Sometimes an llm will hallucination a flag, or option that really makes sense - it just doesn't actually exist.

[+] wrs|1 year ago|reply
This sort of hallucination happens to me frequently with AWS infrastructure questions. Which is depressing because I can't do anything but agree, "yeah, that API is exactly what any sane person would want, but AWS didn't do that, which is why I'm asking the question".
[+] joelthelion|1 year ago|reply
Hallucinations like this could be a great way to identify missing features or confusing parts of your framework. If the llm invents it, maybe it ought to be like this?
[+] mberning|1 year ago|reply
In my experience LLMs do this kind of thing with enough frequency that I don’t consider them as my primary research tool. I can’t afford to be sent down rabbit holes which are barely discernible from reality.
[+] IAmNotACellist|1 year ago|reply
"Not acceptable. Please upgrade your browser to continue." No, I don't think I will.
[+] aranw|1 year ago|reply
I wonder how easy it would be to influence super LLMs if a particular group of people created enough articles that were clear to any human reader that it's a load of garbage and rubbish and should ignore it but if a LLM was to parse it wouldn't realise and then ruin it's reasoning and code generation abilities?
[+] Narretz|1 year ago|reply
This is interesting. If the models had enough actual code as training data, that forum post code should have very little weight, shouldn't it? Why do the LLMs prefer it?
[+] do_not_redeem|1 year ago|reply
Probably because the coworker's question and the forum post are both questions that start with "How do I", so they're a good match. Actual code would be more likely to be preceded by... more code, not a question.
[+] pfortuny|1 year ago|reply
Maybe because the response pattern-matches other languages’s?
[+] lxe|1 year ago|reply
This is incredible, and it's not technically a "hallucination". I bet it's relatively easy to find more examples like this... something on the internet that's both niche enough, popular enough, and wrong, yet was scraped and trained on.
[+] leumon|1 year ago|reply
He should've tested 4.5. This model is hallucinating much less than any other model.
[+] Baggie|1 year ago|reply
The conclusion paragraph was really funny and kinda perfectly encapsulates the current state of AI, but as pointed out by another comment, we can't even call them smart, just "Ctrl C Ctrl V Leeroy Jenkins style"
[+] jwjohnson314|1 year ago|reply
The interesting thing here to me is that the llm isn’t ‘hallucinating’, it’s simply regurgitating some data it digested during training.
[+] mvdtnz|1 year ago|reply
What's the difference?
[+] zeroq|1 year ago|reply
This is exactly what I mean when I say tell me your bad without saying so. Most people here disagree with that.

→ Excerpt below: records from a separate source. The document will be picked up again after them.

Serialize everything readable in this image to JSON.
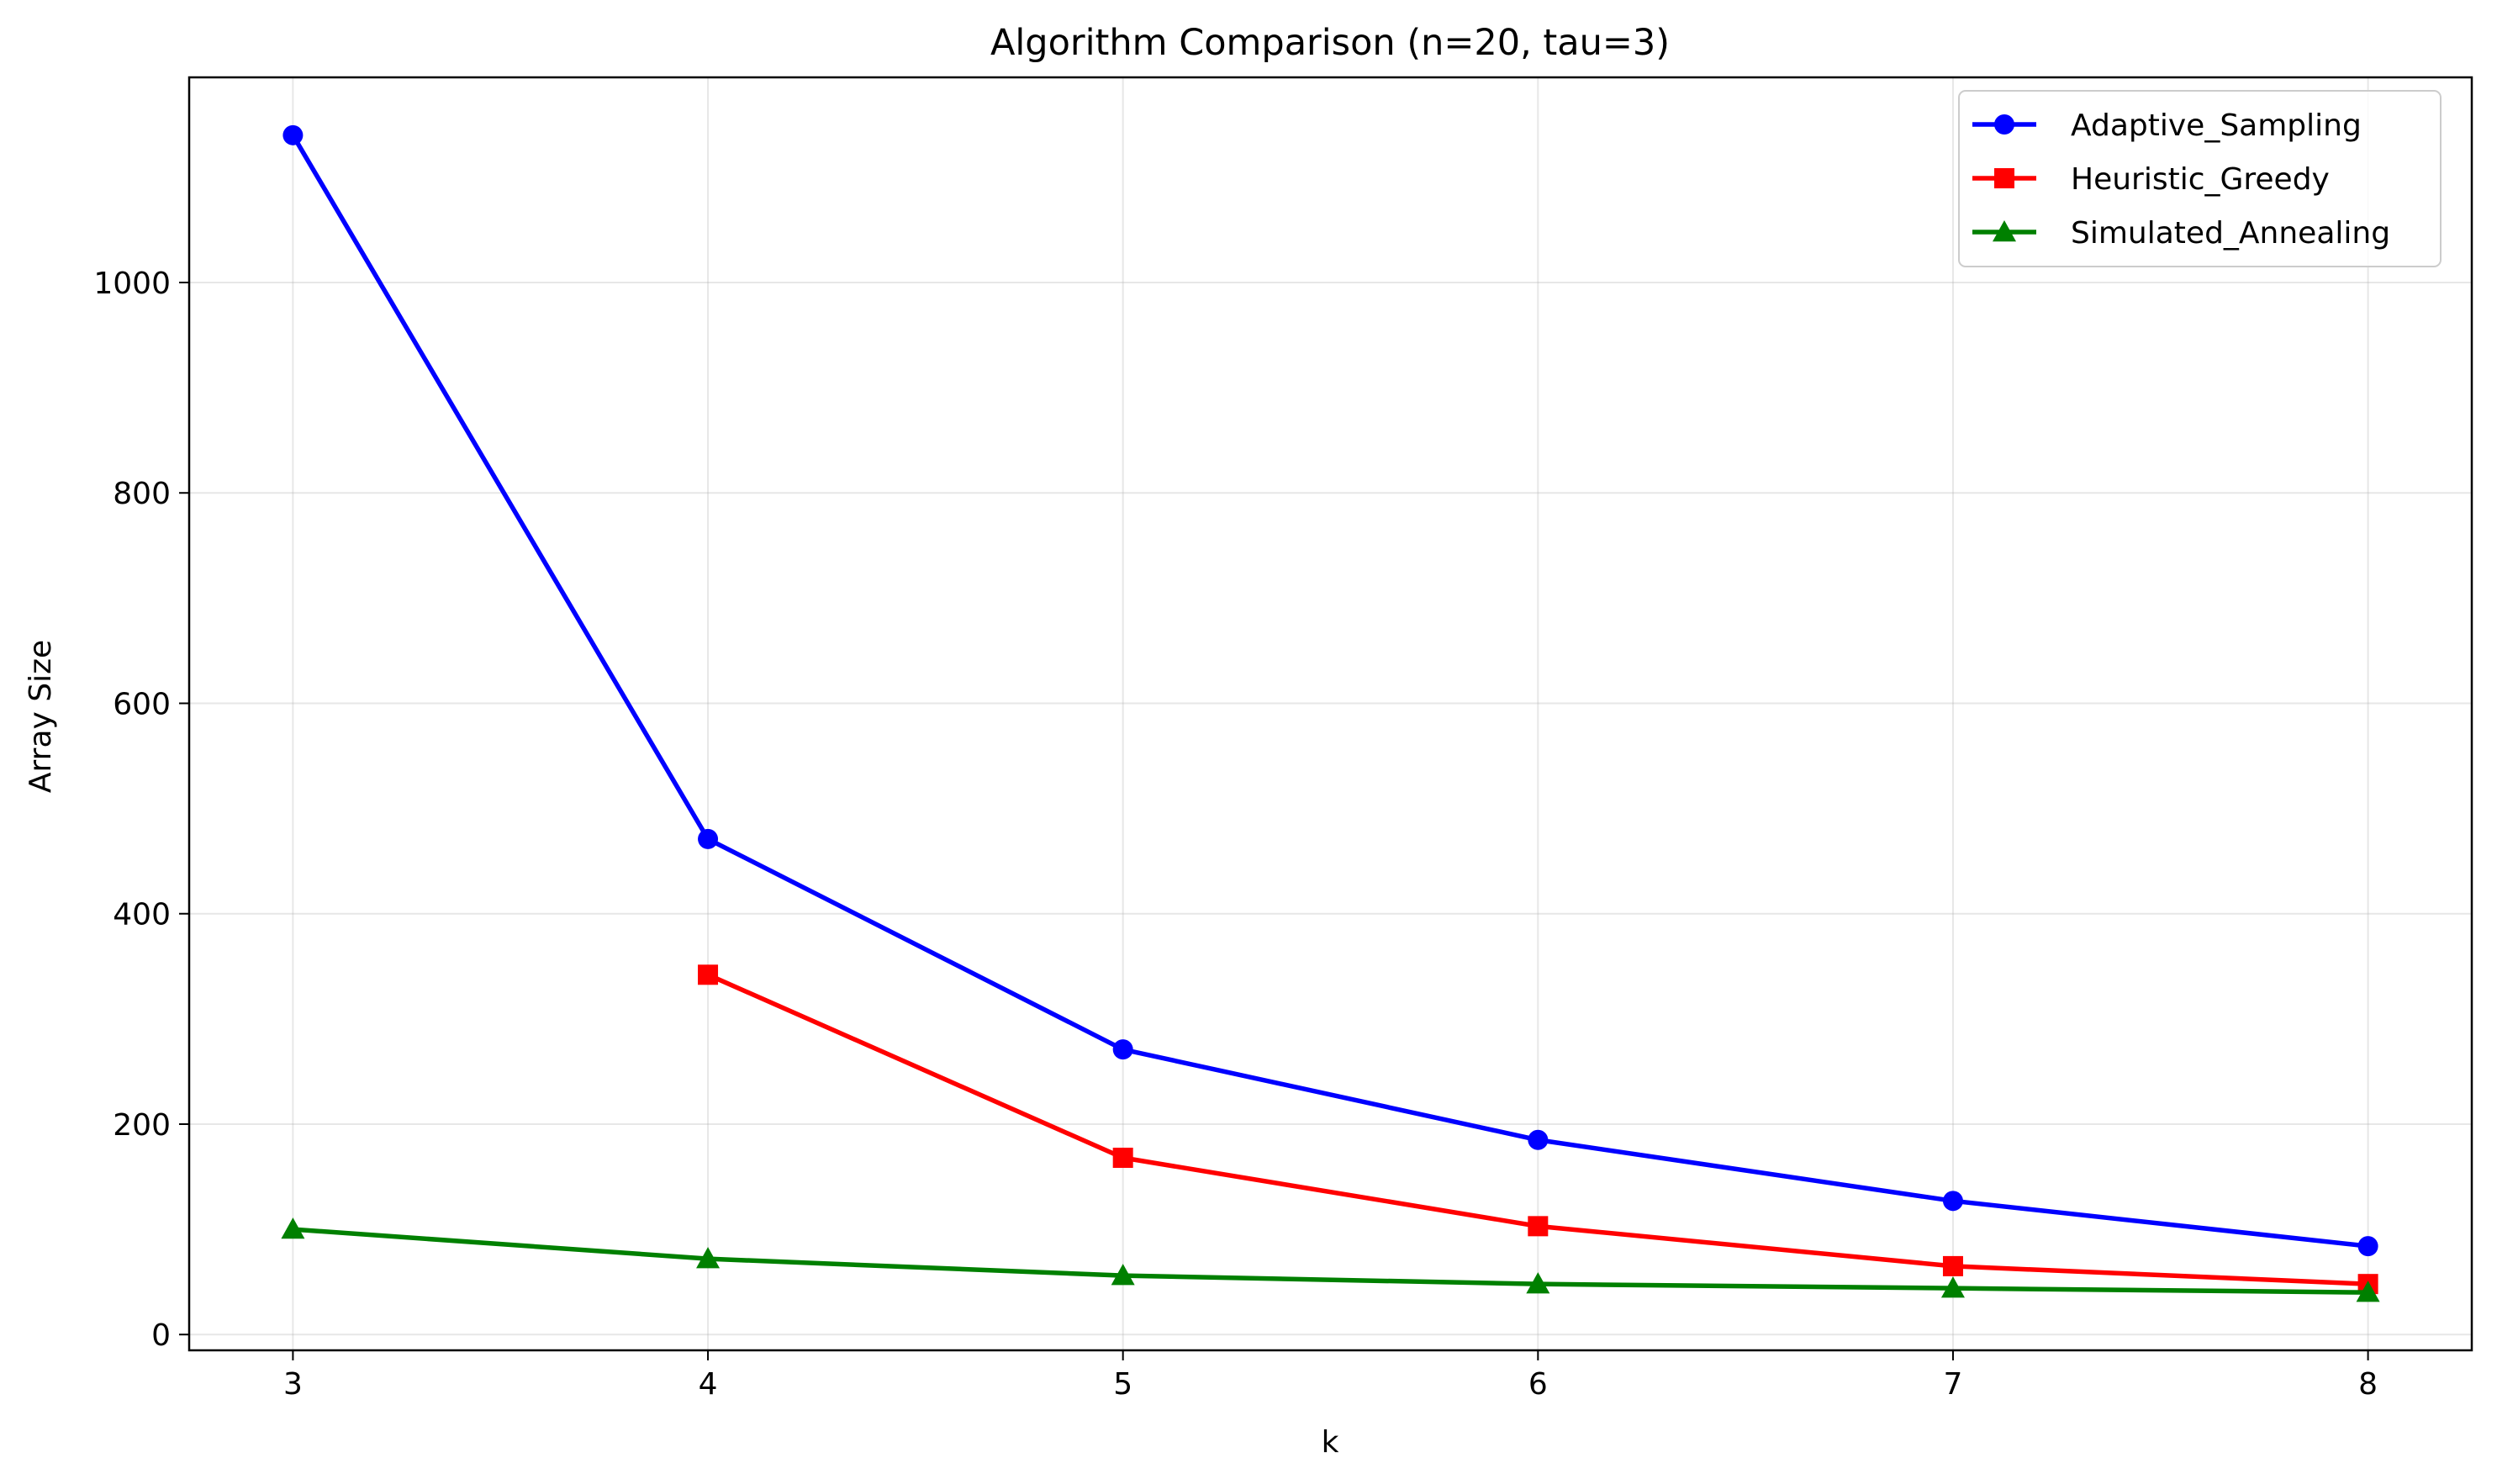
{
  "chart_data": {
    "type": "line",
    "title": "Algorithm Comparison (n=20, tau=3)",
    "xlabel": "k",
    "ylabel": "Array Size",
    "x": [
      3,
      4,
      5,
      6,
      7,
      8
    ],
    "xlim": [
      2.75,
      8.25
    ],
    "ylim": [
      -15,
      1195
    ],
    "xticks": [
      3,
      4,
      5,
      6,
      7,
      8
    ],
    "yticks": [
      0,
      200,
      400,
      600,
      800,
      1000
    ],
    "grid": true,
    "legend_position": "top-right",
    "series": [
      {
        "name": "Adaptive_Sampling",
        "color": "#0000ff",
        "marker": "circle",
        "values": [
          1140,
          471,
          271,
          185,
          127,
          84
        ]
      },
      {
        "name": "Heuristic_Greedy",
        "color": "#ff0000",
        "marker": "square",
        "values": [
          null,
          342,
          168,
          103,
          65,
          48
        ]
      },
      {
        "name": "Simulated_Annealing",
        "color": "#008000",
        "marker": "triangle",
        "values": [
          100,
          72,
          56,
          48,
          44,
          40
        ]
      }
    ]
  }
}
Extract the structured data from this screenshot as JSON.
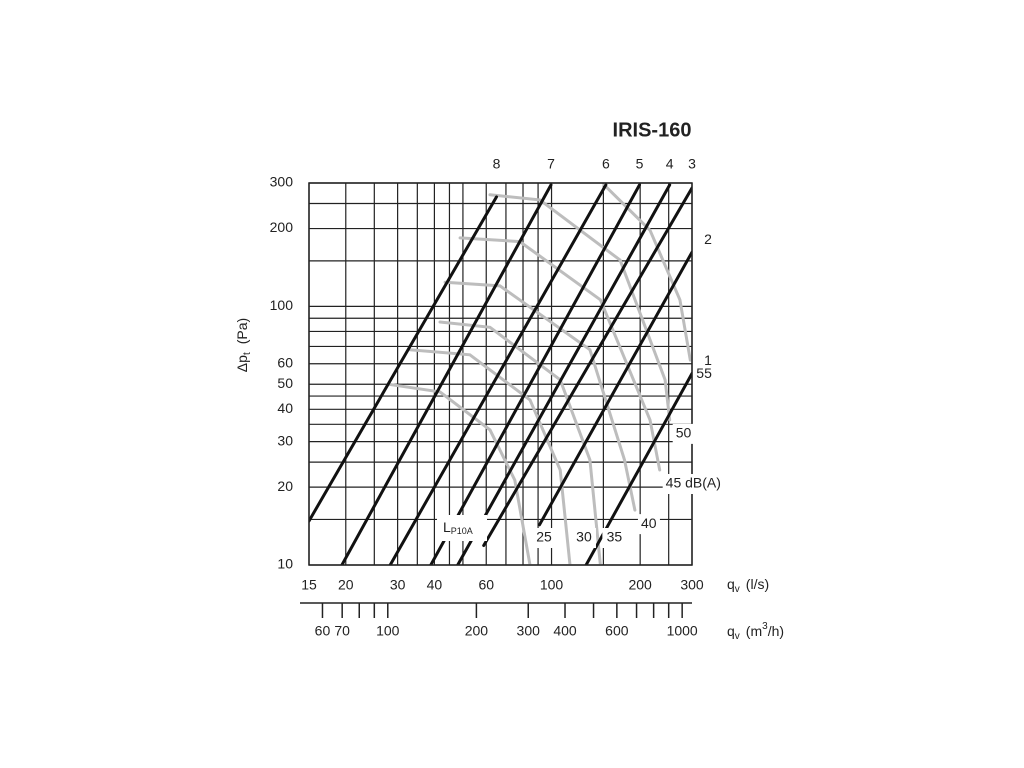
{
  "chart_data": {
    "type": "line",
    "title": "IRIS-160",
    "xlog": true,
    "ylog": true,
    "grid": true,
    "xlim": [
      15,
      300
    ],
    "ylim": [
      10,
      300
    ],
    "xticks": [
      15,
      20,
      30,
      40,
      60,
      100,
      200,
      300
    ],
    "yticks": [
      10,
      20,
      30,
      40,
      50,
      60,
      100,
      200,
      300
    ],
    "xgrid": [
      15,
      20,
      25,
      30,
      35,
      40,
      45,
      50,
      60,
      70,
      80,
      90,
      100,
      150,
      200,
      250,
      300
    ],
    "ygrid": [
      10,
      15,
      20,
      25,
      30,
      35,
      40,
      45,
      50,
      60,
      70,
      80,
      90,
      100,
      150,
      200,
      250,
      300
    ],
    "x_label": {
      "main": "q",
      "sub": "v",
      "unit": "(l/s)"
    },
    "y_label": {
      "main": "Δp",
      "sub": "t",
      "unit": "(Pa)"
    },
    "x2_label": {
      "main": "q",
      "sub": "v",
      "unit": "(m",
      "sup": "3",
      "unit_end": "/h)"
    },
    "x2lim": [
      54,
      1080
    ],
    "x2ticks": [
      60,
      70,
      100,
      200,
      300,
      400,
      600,
      1000
    ],
    "x2minor": [
      80,
      90,
      500,
      700,
      800,
      900
    ],
    "curve_label": {
      "main": "L",
      "sub": "P10A"
    },
    "series": [
      {
        "name": "8",
        "group": "position",
        "color": "#111111",
        "x": [
          15,
          65
        ],
        "values": [
          14.8,
          265
        ]
      },
      {
        "name": "7",
        "group": "position",
        "color": "#111111",
        "x": [
          19.4,
          99.6
        ],
        "values": [
          10,
          295
        ]
      },
      {
        "name": "6",
        "group": "position",
        "color": "#111111",
        "x": [
          28.3,
          153
        ],
        "values": [
          10,
          295
        ]
      },
      {
        "name": "5",
        "group": "position",
        "color": "#111111",
        "x": [
          38.9,
          199
        ],
        "values": [
          10,
          295
        ]
      },
      {
        "name": "4",
        "group": "position",
        "color": "#111111",
        "x": [
          48,
          252
        ],
        "values": [
          10,
          295
        ]
      },
      {
        "name": "3",
        "group": "position",
        "color": "#111111",
        "x": [
          58.8,
          300
        ],
        "values": [
          11.9,
          287
        ]
      },
      {
        "name": "2",
        "group": "position",
        "color": "#111111",
        "x": [
          91,
          300
        ],
        "values": [
          14.3,
          162
        ]
      },
      {
        "name": "1",
        "group": "position",
        "color": "#111111",
        "x": [
          131,
          300
        ],
        "values": [
          10,
          55
        ]
      },
      {
        "name": "25",
        "group": "noise",
        "color": "#bdbdbd",
        "x": [
          27.8,
          41.8,
          61.8,
          75,
          84.5
        ],
        "values": [
          50,
          46.7,
          33.3,
          21.3,
          10
        ]
      },
      {
        "name": "30",
        "group": "noise",
        "color": "#bdbdbd",
        "x": [
          33,
          52.8,
          84.5,
          107,
          115.5
        ],
        "values": [
          68,
          65,
          43.5,
          23.3,
          10
        ]
      },
      {
        "name": "35",
        "group": "noise",
        "color": "#bdbdbd",
        "x": [
          41.8,
          61.8,
          107,
          135,
          146.5
        ],
        "values": [
          87,
          83,
          52,
          25.5,
          10
        ]
      },
      {
        "name": "40",
        "group": "noise",
        "color": "#bdbdbd",
        "x": [
          43.5,
          66.8,
          135,
          177,
          192
        ],
        "values": [
          124,
          120,
          68,
          25.5,
          16.3
        ]
      },
      {
        "name": "45 dB(A)",
        "group": "noise",
        "color": "#bdbdbd",
        "x": [
          48.9,
          78,
          146.5,
          216,
          233
        ],
        "values": [
          184,
          178,
          106,
          36.4,
          23.3
        ]
      },
      {
        "name": "50",
        "group": "noise",
        "color": "#bdbdbd",
        "x": [
          61.8,
          91.3,
          171,
          243,
          252
        ],
        "values": [
          270,
          258,
          151,
          52,
          36.4
        ]
      },
      {
        "name": "55",
        "group": "noise",
        "color": "#bdbdbd",
        "x": [
          151,
          216,
          273,
          296
        ],
        "values": [
          295,
          197,
          106,
          62
        ]
      }
    ]
  }
}
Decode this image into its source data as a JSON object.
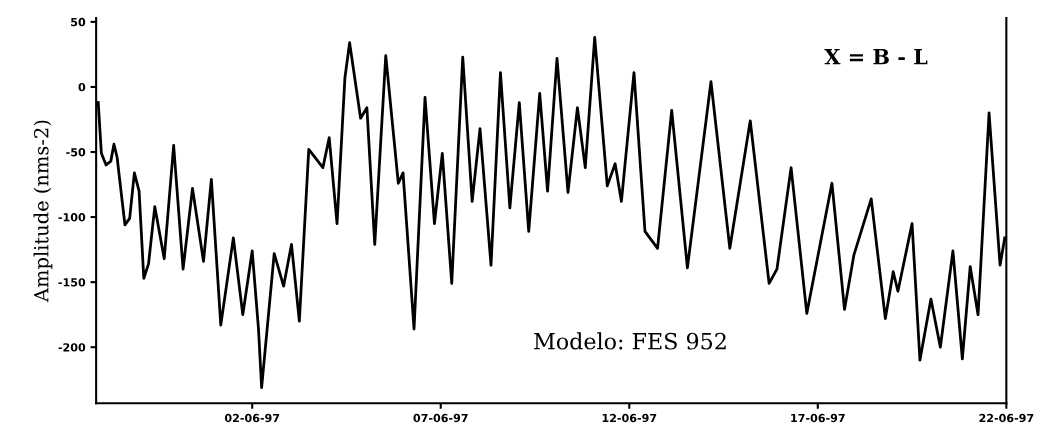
{
  "chart_data": {
    "type": "line",
    "ylabel": "Amplitude (nms-2)",
    "annotations": [
      "X = B - L",
      "Modelo: FES 952"
    ],
    "x": [
      "1997-05-28T22:00",
      "1997-05-29T00:00",
      "1997-05-29T03:00",
      "1997-05-29T06:00",
      "1997-05-29T08:00",
      "1997-05-29T10:00",
      "1997-05-29T15:00",
      "1997-05-29T18:00",
      "1997-05-29T21:00",
      "1997-05-30T00:00",
      "1997-05-30T03:00",
      "1997-05-30T06:00",
      "1997-05-30T10:00",
      "1997-05-30T16:00",
      "1997-05-30T22:00",
      "1997-05-31T04:00",
      "1997-05-31T10:00",
      "1997-05-31T17:00",
      "1997-05-31T22:00",
      "1997-06-01T04:00",
      "1997-06-01T12:00",
      "1997-06-01T18:00",
      "1997-06-02T00:00",
      "1997-06-02T04:00",
      "1997-06-02T06:00",
      "1997-06-02T14:00",
      "1997-06-02T20:00",
      "1997-06-03T01:00",
      "1997-06-03T06:00",
      "1997-06-03T12:00",
      "1997-06-03T21:00",
      "1997-06-04T01:00",
      "1997-06-04T06:00",
      "1997-06-04T11:00",
      "1997-06-04T14:00",
      "1997-06-04T21:00",
      "1997-06-05T01:00",
      "1997-06-05T06:00",
      "1997-06-05T13:00",
      "1997-06-05T21:00",
      "1997-06-06T00:00",
      "1997-06-06T07:00",
      "1997-06-06T14:00",
      "1997-06-06T20:00",
      "1997-06-07T01:00",
      "1997-06-07T07:00",
      "1997-06-07T14:00",
      "1997-06-07T20:00",
      "1997-06-08T01:00",
      "1997-06-08T08:00",
      "1997-06-08T14:00",
      "1997-06-08T20:00",
      "1997-06-09T02:00",
      "1997-06-09T08:00",
      "1997-06-09T15:00",
      "1997-06-09T20:00",
      "1997-06-10T02:00",
      "1997-06-10T09:00",
      "1997-06-10T15:00",
      "1997-06-10T20:00",
      "1997-06-11T02:00",
      "1997-06-11T10:00",
      "1997-06-11T15:00",
      "1997-06-11T19:00",
      "1997-06-12T03:00",
      "1997-06-12T10:00",
      "1997-06-12T18:00",
      "1997-06-13T03:00",
      "1997-06-13T13:00",
      "1997-06-14T04:00",
      "1997-06-14T16:00",
      "1997-06-15T05:00",
      "1997-06-15T17:00",
      "1997-06-15T22:00",
      "1997-06-16T07:00",
      "1997-06-16T17:00",
      "1997-06-17T09:00",
      "1997-06-17T17:00",
      "1997-06-17T23:00",
      "1997-06-18T10:00",
      "1997-06-18T19:00",
      "1997-06-19T00:00",
      "1997-06-19T03:00",
      "1997-06-19T12:00",
      "1997-06-19T17:00",
      "1997-06-20T00:00",
      "1997-06-20T06:00",
      "1997-06-20T14:00",
      "1997-06-20T20:00",
      "1997-06-21T01:00",
      "1997-06-21T06:00",
      "1997-06-21T13:00",
      "1997-06-21T20:00",
      "1997-06-21T23:00"
    ],
    "series": [
      {
        "color": "#000000",
        "values": [
          -12,
          -51,
          -60,
          -57,
          -44,
          -54,
          -106,
          -101,
          -66,
          -80,
          -147,
          -136,
          -92,
          -132,
          -45,
          -140,
          -78,
          -134,
          -71,
          -183,
          -116,
          -175,
          -126,
          -186,
          -231,
          -128,
          -153,
          -121,
          -180,
          -48,
          -62,
          -39,
          -105,
          7,
          34,
          -24,
          -16,
          -121,
          24,
          -74,
          -66,
          -186,
          -8,
          -105,
          -51,
          -151,
          23,
          -88,
          -32,
          -137,
          11,
          -93,
          -12,
          -111,
          -5,
          -80,
          22,
          -81,
          -16,
          -62,
          38,
          -76,
          -59,
          -88,
          11,
          -111,
          -124,
          -18,
          -139,
          4,
          -124,
          -26,
          -151,
          -140,
          -62,
          -174,
          -74,
          -171,
          -129,
          -86,
          -178,
          -142,
          -157,
          -105,
          -210,
          -163,
          -200,
          -126,
          -209,
          -138,
          -175,
          -20,
          -137,
          -116
        ]
      }
    ],
    "xlim": [
      "1997-05-28T20:40",
      "1997-06-22T00:00"
    ],
    "xticks": [
      {
        "value": "1997-06-02",
        "label": "02-06-97"
      },
      {
        "value": "1997-06-07",
        "label": "07-06-97"
      },
      {
        "value": "1997-06-12",
        "label": "12-06-97"
      },
      {
        "value": "1997-06-17",
        "label": "17-06-97"
      },
      {
        "value": "1997-06-22",
        "label": "22-06-97"
      }
    ],
    "ylim": [
      -243,
      53
    ],
    "yticks": [
      50,
      0,
      -50,
      -100,
      -150,
      -200
    ],
    "grid": false,
    "legend": false,
    "line_style": "solid",
    "marker": "none"
  }
}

A while back a friend of mine told me he's very found of llms because he's confused with kubernetes cli and instead of looking up the answer on the internet he can simply state his desire in a chat to get the right answer.

Well... Sure, but if you'd look the answer on stackoverflow you'd see the whole thread including comments and you'd had the opportunity to understand what the command actually does.

It's quite easy to create a catastrophic event in kubernetes if you don't know what you're doing.

If you blindly trust llms in such scenarios sooner or later you'll find yourself in a lot of trouble.

[+] saurik|1 year ago|reply
What I honestly find most interesting about this is the thought that hallucinations might lead to the kind of emergent language design we see in natural language (which might not be a good thing for a computer language, fwiw, but still interesting), where people just kind of thing "language should work this way and if I say it like this people will probably understand me".
[+] egberts1|1 year ago|reply
Write me a Mastercard/Visa fraud detection code in Ada, please.